Oleh Luhur Susilo
Guru SMPN 1 Sambong, Blora.
Rintik terakhir mengetuk genting seperti bisikan lama,
lagu tua mengalun pelan, “Leaving on a Jet Plane” dari jendela tetangga.
Kampung terpejam dalam dekap sunyi yang panjang,
lampu jalan tinggal berkas cahaya, seperti kenangan menggantung.

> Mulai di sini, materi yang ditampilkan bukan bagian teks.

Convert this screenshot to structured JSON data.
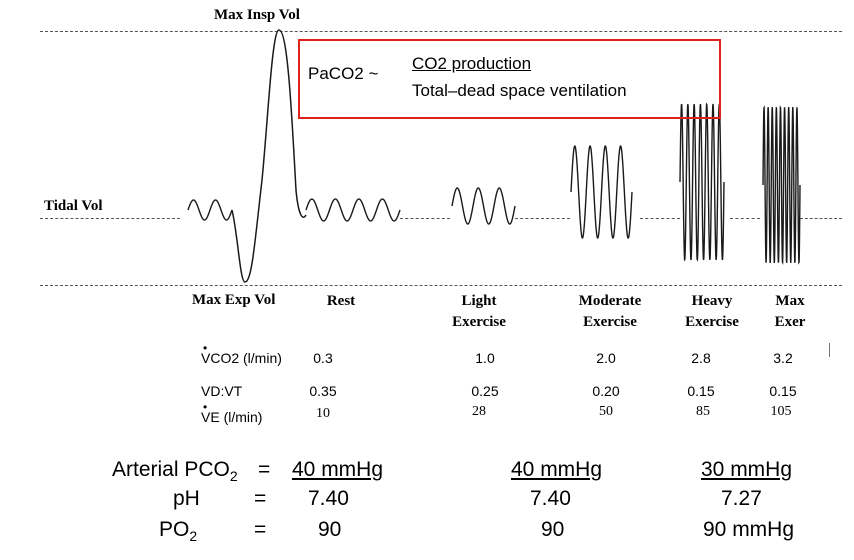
{
  "diagram": {
    "labels": {
      "max_insp_vol": "Max Insp Vol",
      "tidal_vol": "Tidal Vol",
      "max_exp_vol": "Max Exp Vol"
    },
    "formula": {
      "lhs": "PaCO2 ~",
      "numerator": "CO2 production",
      "denominator": "Total–dead space ventilation"
    },
    "columns": [
      "Rest",
      "Light\nExercise",
      "Moderate\nExercise",
      "Heavy\nExercise",
      "Max\nExer"
    ],
    "rows": [
      {
        "label": "VCO2 (l/min)",
        "values": [
          "0.3",
          "1.0",
          "2.0",
          "2.8",
          "3.2"
        ]
      },
      {
        "label": "VD:VT",
        "values": [
          "0.35",
          "0.25",
          "0.20",
          "0.15",
          "0.15"
        ]
      },
      {
        "label": "VE (l/min)",
        "values": [
          "10",
          "28",
          "50",
          "85",
          "105"
        ]
      }
    ],
    "blood": {
      "labels": [
        "Arterial PCO",
        "pH",
        "PO"
      ],
      "subscript": "2",
      "equals": "=",
      "values": [
        [
          "40 mmHg",
          "40 mmHg",
          "30 mmHg"
        ],
        [
          "7.40",
          "7.40",
          "7.27"
        ],
        [
          "90",
          "90",
          "90 mmHg"
        ]
      ]
    },
    "colors": {
      "box": "#e0201b",
      "wave": "#1a1a1a",
      "dash": "#555555"
    }
  }
}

Orang-orang telah memeluk hangat obrolan dan cerita,
aku memeluk sepi, memeluk bayangmu yang tak juga reda.
Hujan memang hanya air, tapi bagiku ia rindu yang turun,
setiap tetesnya menyebut namamu tanpa suara.
Udara malam ini lembab oleh kenangan,
dingin oleh jarak yang tak dapat kusentuh.
Dedaunan menampung sisa hujan seperti aku menampung waktu,
waktu yang hening, waktu yang hanya berisi kamu.
Kesunyianku basah oleh rindu yang tak berkesudahan,
bagai lukisan malam yang tak selesai-selesai.
Kadang rintik turun lagi, seperti petikan gitar yang halus,
mengingatkanku pada malam terakhir kita bicara diam-diam.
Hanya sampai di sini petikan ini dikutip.